La imagen había vuelto al interior del palacio real de Amsterdam y la cámara se acercaba a los teólogos congregados allí, cuando su portavoz, Monsignore Riccardi, declaraba que en los doce días siguientes (un día por cada discípulo de Cristo; Matías, naturalmente, sustituyendo a Judas) se celebraría la aparición del Jesucristo corpóreo en las páginas del Nuevo Testamento Internacional.
El día de Navidad, anunciaba Monsignore Riccardi, los púlpitos de todas las iglesias de la cristiandad, católicas y protestantes por igual, se consagrarían a la glorificación del Cristo Redivivo, y los predicadores y sacerdotes ofrecerían sus sermones en base al nuevo quinto evangelio, que ahora era el primero y también la mejor esperanza de la Humanidad.

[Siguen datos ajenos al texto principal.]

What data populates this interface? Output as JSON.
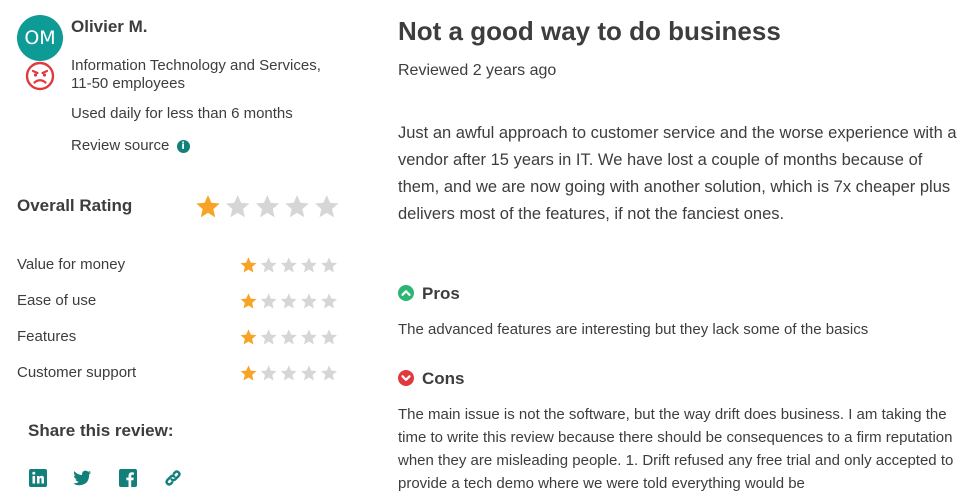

El día de Navidad, pensó Randall. El día en que siempre (salvo los dos últimos años) había vuelto a Wisconsin, a Oak City, a la blanca iglesita con su campanario desde donde Nathan Randall se dirigía a su rebaño. Fugazmente pensó en su padre y en el protegido de su padre, Tom Carey, y en cómo y dónde estarían ellos viendo y escuchando este programa transmitido por satélite, y en lo que sería la Navidad con Santiago el Justo formando parte de toda familia reverente.
La mirada de Randall volvió a la pantalla. Hubo tomas de Ángela Monti, del profesor Aubert, del doctor Knight y de Herr Hennig, y el comentarista iba explicando que esas personas habían estado implicadas en el descubrimiento, la autenticación, la traducción y la impresión de la nueva Biblia, y que en breve se acercarían a los micrófonos para responder a las preguntas que les hicieran los miembros de la Prensa allí reunidos.
La cámara se había vuelto una vez más a Monsignore Riccardi, quien estaba concluyendo sus palabras.
Distrajo a Randall el empleado de la aerolínea, quien les estaba haciendo señas desesperadas desde la puerta de la rampa de abordaje.
– Voilà, todos están ya en el avión -dijo Gorin-. Usted es el último. Vamos a escoltarlo hasta el interior.
Los dos policías empujaron a Randall hacia la puerta y Lefèvre sacó un manojo de llaves, introduciendo una de ellas en las esposas que unían a Randall con Gorin. Las esposas se abrieron y Randall retiró la mano y el brazo, sobándose la muñeca.
Habían llegado a la plataforma.
– Bon voyage -dijo Lefèvre-. Lamento que haya tenido que ser así.
Randall asintió con la cabeza sin decir palabra. Él también lamentaba que hubiera sido así.
Estiró el cuello para echar un último vistazo al espectáculo transmitido vía satélite desde Amsterdam. No alcanzaba a ver el televisor, pero todavía podía oírlo. Randall se alejó de sus guardianes, pero la apocalíptica voz de Monsignore Riccardi lo seguía.
– Como escribió San Juan, «si no veis señales y maravillas, no creeréis». Y ahora tenemos que Santiago escribió: «Yo he visto, con mis propios ojos, señales y maravillas, y puedo creer.» Ahora toda la Humanidad puede repetir: ¡Creemos! Christos anesti! ¡Cristo ha resucitado! Alithos anesti! ¡Verdaderamente ha resucitado! Amén.